Le front républicain ou la dépossession décomplexée

Le front républicain ce sont des possédés – au sens de Dostoïevski – qui se liguent avec des possédants – au sens de Marx – pour faire barrage aux dépossédés – au sens de Guilluy et Camus. L’analyse décapante de Jean Montalte.

L’épiphanie s’est produite ainsi : je voguais sur les réseaux sociaux. M’apparut alors, au hasard des algorithmes, qui font si bien les choses, une intervention du sociologue bourdieusien Geoffroy de Lagasnerie, nous livrant une de ces analyses dont je raffole comme d’un plaisir coupable. Je mets ce plaisir au même rang qu’une visite chez un cousin éloigné abonné à Mediapart, auquel je rappelle, en toute innocence, que la chanson No pasarán commence par un appel à la lutte contre les maures importés par Franco, qui vaudrait à son parolier de passer devant la 17e chambre correctionnelle pour incitation à la haine raciale, sur le signalement d’un antifasciste professionnel, de nos jours.

Bref, Geoffroy Lagaminerie, Lagaçant, Lagasnerie, en bon généalogiste des idées, décèle l’origine du fascisme dans la structure familiale – patriarcale, école de Francfort oblige – et dans la propriété privée. Étant antifasciste jusqu’à l’agonie, persuadé que cette menace pèse sur la République plurielle menacée, je me mis en quête d’une solution. Soudain, Eurêka, je m’exclame : « Pour lutter contre le fascisme, il ne faut pas avoir de chambre à soi, il faut collectivement dormir avec ses parents et avec la psychanalyste lacanienne spé-déconstruction qui prend tout ce petit monde à sa charge (mentale) ; charge mentale très lourde à cause du phallus-traversin. Le psychanalyste, ivre des détentes pulsionnelles, des affects désencombrés, pour ne pas sombrer, sera assisté par un sociologue bourdieusien qui examine si les luttes pour la domination se perpétuent dans la bataille des ronflements nocturnes, tout en dressant des statistiques sur la stabilité du nombre d’immigrés depuis Louis VI le Gros jusqu’à nos jours.
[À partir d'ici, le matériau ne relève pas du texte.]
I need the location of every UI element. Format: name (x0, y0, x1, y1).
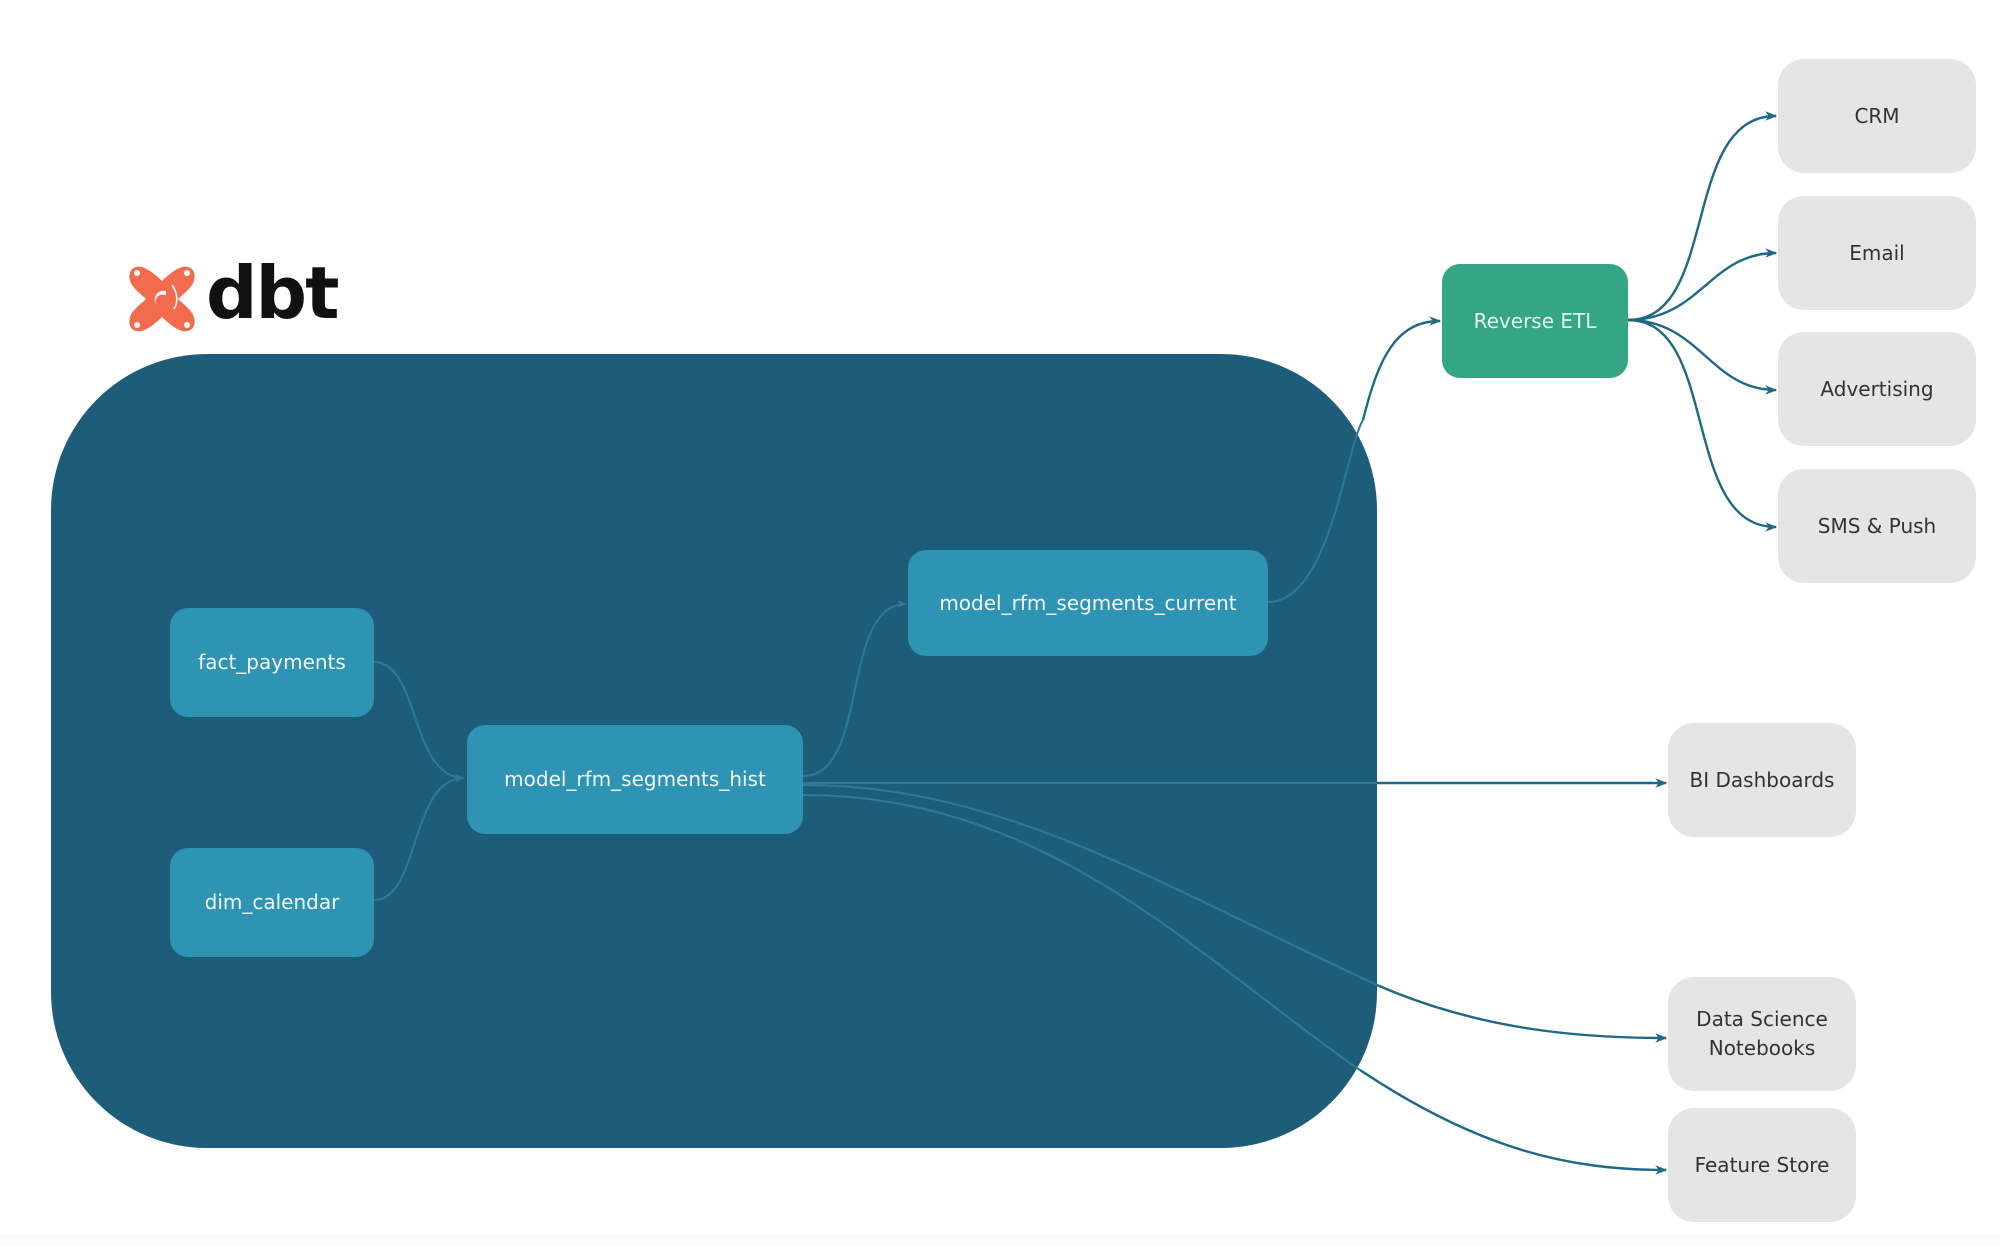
node-label-line2: Notebooks (1708, 1036, 1816, 1060)
node-bi-dashboards[interactable]: BI Dashboards (1668, 723, 1856, 837)
node-dim-calendar[interactable]: dim_calendar (170, 848, 374, 957)
node-label: SMS & Push (1817, 513, 1937, 538)
edge-hist-to-feature-store (1359, 1069, 1668, 1175)
node-feature-store[interactable]: Feature Store (1668, 1108, 1856, 1222)
dbt-logo-icon (129, 266, 195, 332)
node-label: model_rfm_segments_hist (504, 767, 766, 791)
node-sms-push[interactable]: SMS & Push (1778, 469, 1976, 583)
edge-current-to-reverse-etl (1361, 316, 1442, 421)
node-email[interactable]: Email (1778, 196, 1976, 310)
node-crm[interactable]: CRM (1778, 59, 1976, 173)
node-model-rfm-segments-current[interactable]: model_rfm_segments_current (908, 550, 1268, 656)
edge-hist-to-data-science-notebooks (1376, 983, 1668, 1043)
node-data-science-notebooks[interactable]: Data Science Notebooks (1668, 977, 1856, 1091)
node-reverse-etl[interactable]: Reverse ETL (1442, 264, 1628, 378)
node-label: model_rfm_segments_current (939, 590, 1237, 615)
node-label: CRM (1854, 103, 1900, 128)
node-fact-payments[interactable]: fact_payments (170, 608, 374, 717)
edge-reverse-etl-to-sms-push (1627, 318, 1778, 532)
edge-reverse-etl-to-email (1627, 248, 1778, 322)
edge-reverse-etl-to-advertising (1627, 318, 1778, 395)
node-label: Email (1849, 240, 1905, 265)
node-label-line1: Data Science (1696, 1007, 1828, 1031)
bottom-band (0, 1234, 2000, 1246)
edge-reverse-etl-to-crm (1627, 111, 1778, 322)
node-label: fact_payments (198, 650, 346, 674)
dbt-logo: dbt (126, 257, 339, 336)
node-label: Reverse ETL (1473, 308, 1597, 333)
dbt-logo-text: dbt (206, 251, 339, 335)
node-model-rfm-segments-hist[interactable]: model_rfm_segments_hist (467, 725, 803, 834)
node-label: BI Dashboards (1689, 767, 1835, 792)
node-advertising[interactable]: Advertising (1778, 332, 1976, 446)
node-label: dim_calendar (204, 890, 340, 914)
node-label: Advertising (1820, 376, 1934, 401)
node-label: Feature Store (1694, 1152, 1830, 1177)
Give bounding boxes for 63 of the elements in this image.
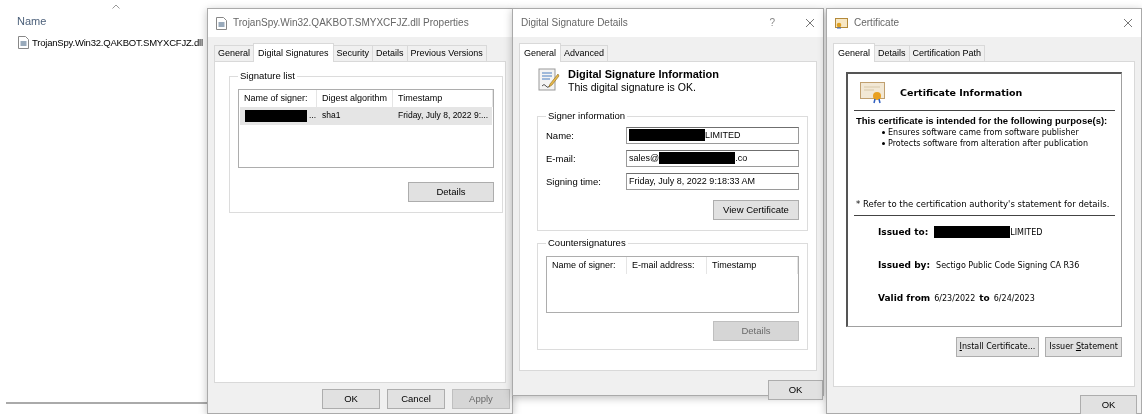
- table-row[interactable]: ... sha1 Friday, July 8, 2022 9:...: [240, 107, 492, 125]
- help-button[interactable]: ?: [769, 17, 775, 29]
- tab[interactable]: General: [214, 45, 255, 61]
- button[interactable]: View Certificate: [713, 199, 799, 220]
- note-text: * Refer to the certification authority's statement for details.: [856, 198, 1111, 210]
- field-label: Issued by:: [878, 260, 931, 271]
- field-value: 6/24/2023: [993, 293, 1035, 304]
- certificate-icon: [835, 17, 848, 29]
- purpose-heading: This certificate is intended for the following purpose(s):: [856, 114, 1109, 127]
- certificate-icon: [860, 81, 886, 104]
- heading: Digital Signature Information: [568, 67, 719, 81]
- input-field[interactable]: sales@ .co: [626, 149, 799, 167]
- field-label: Signing time:: [546, 175, 602, 188]
- group-label: Signer information: [546, 109, 628, 121]
- input-field[interactable]: Friday, July 8, 2022 9:18:33 AM: [626, 172, 799, 190]
- tab[interactable]: Advanced: [560, 45, 609, 61]
- purpose-item: Protects software from alteration after publication: [854, 138, 1115, 149]
- tab[interactable]: Digital Signatures: [253, 43, 334, 62]
- tab[interactable]: General: [519, 43, 562, 62]
- button[interactable]: Cancel: [387, 389, 445, 409]
- heading: Certificate Information: [900, 87, 1023, 99]
- table-cell-text: sha1: [321, 109, 342, 122]
- button[interactable]: OK: [322, 389, 380, 409]
- document-signature-icon: [538, 67, 560, 92]
- column-header[interactable]: Name of signer:: [239, 90, 317, 107]
- field-label: Name:: [546, 129, 575, 142]
- field-value: Sectigo Public Code Signing CA R36: [936, 260, 1080, 271]
- purpose-item: Ensures software came from software publisher: [854, 128, 1115, 139]
- group-label: Countersignatures: [546, 236, 628, 248]
- column-header[interactable]: Name of signer:: [547, 256, 627, 274]
- status-text: This digital signature is OK.: [568, 81, 697, 94]
- tab[interactable]: Certification Path: [908, 45, 986, 61]
- column-header[interactable]: Timestamp: [393, 90, 493, 107]
- table-cell-text: Friday, July 8, 2022 9:...: [397, 109, 490, 122]
- field-value: 6/23/2022: [934, 293, 976, 304]
- field-label: Issued to:: [878, 226, 929, 238]
- column-header[interactable]: E-mail address:: [627, 256, 707, 274]
- sort-icon: [112, 4, 120, 9]
- file-icon: [18, 36, 29, 49]
- field-label: E-mail:: [546, 152, 577, 165]
- button[interactable]: Issuer Statement: [1045, 336, 1122, 357]
- tab[interactable]: Security: [332, 45, 374, 61]
- close-icon[interactable]: [1123, 18, 1133, 28]
- tab[interactable]: General: [833, 43, 876, 62]
- file-item[interactable]: TrojanSpy.Win32.QAKBOT.SMYXCFJZ.dll: [0, 34, 207, 51]
- field-value: LIMITED: [934, 226, 1043, 239]
- button[interactable]: OK: [1080, 394, 1137, 414]
- field-label: to: [979, 292, 990, 304]
- window-title: Digital Signature Details: [521, 17, 628, 29]
- close-icon[interactable]: [805, 18, 815, 28]
- window-title: Certificate: [854, 17, 899, 29]
- input-field[interactable]: LIMITED: [626, 126, 799, 144]
- button[interactable]: Details: [408, 182, 494, 203]
- button[interactable]: OK: [768, 379, 823, 400]
- button[interactable]: Install Certificate...: [955, 336, 1040, 357]
- window-title: TrojanSpy.Win32.QAKBOT.SMYXCFJZ.dll Properties: [233, 17, 469, 29]
- file-icon: [216, 16, 227, 30]
- tab[interactable]: Previous Versions: [406, 45, 487, 61]
- group-label: Signature list: [238, 69, 297, 82]
- column-header[interactable]: Digest algorithm: [317, 90, 393, 107]
- column-header[interactable]: Name: [17, 14, 47, 28]
- field-label: Valid from: [878, 292, 931, 304]
- column-header[interactable]: Timestamp: [707, 256, 798, 274]
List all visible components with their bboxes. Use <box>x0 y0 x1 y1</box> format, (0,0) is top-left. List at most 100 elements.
Un seul souci, le lacanien devra désavouer son logocentrisme coupable. Lacan disait que nous étions des “Parle-Être”, ce qui reconduit les inégalités avec les déclamateurs intrépides de borborygmes, wesh, gros, etc… Lévi-Strauss, la pensée sauvage… Tout converge ! »

Des démons de petite envergure

Des gens inquiets – c’est incompréhensible et suspect – se disent que ces sociologues et autres déconstructeurs schizo-analystes sont plus féroces et dangereux que leur physionomie de gringalet le laisse présager. Sous leurs airs d’animateurs scolaires affables, gentiment immatures, ils dissimuleraient une psychopathie terrifiante, une perversion sans limites. Ils seraient prêts à nous envoyer au goulag ! Je dis que tout cela, c’est du chantage. Que le goulag sera bien anodin puisqu’on y jouira d’un régime sans gluten, qu’on s’y distraira sainement avec des joueurs de Magic bénévoles. L’extorsion de la plus-value n’aura plus cours puisqu’il n’y aura plus de plus-value. Vous serez pacifié et l’homme générique, en symbiose avec l’être, verra le dépérissement de l’État entériner la fin de l’Histoire.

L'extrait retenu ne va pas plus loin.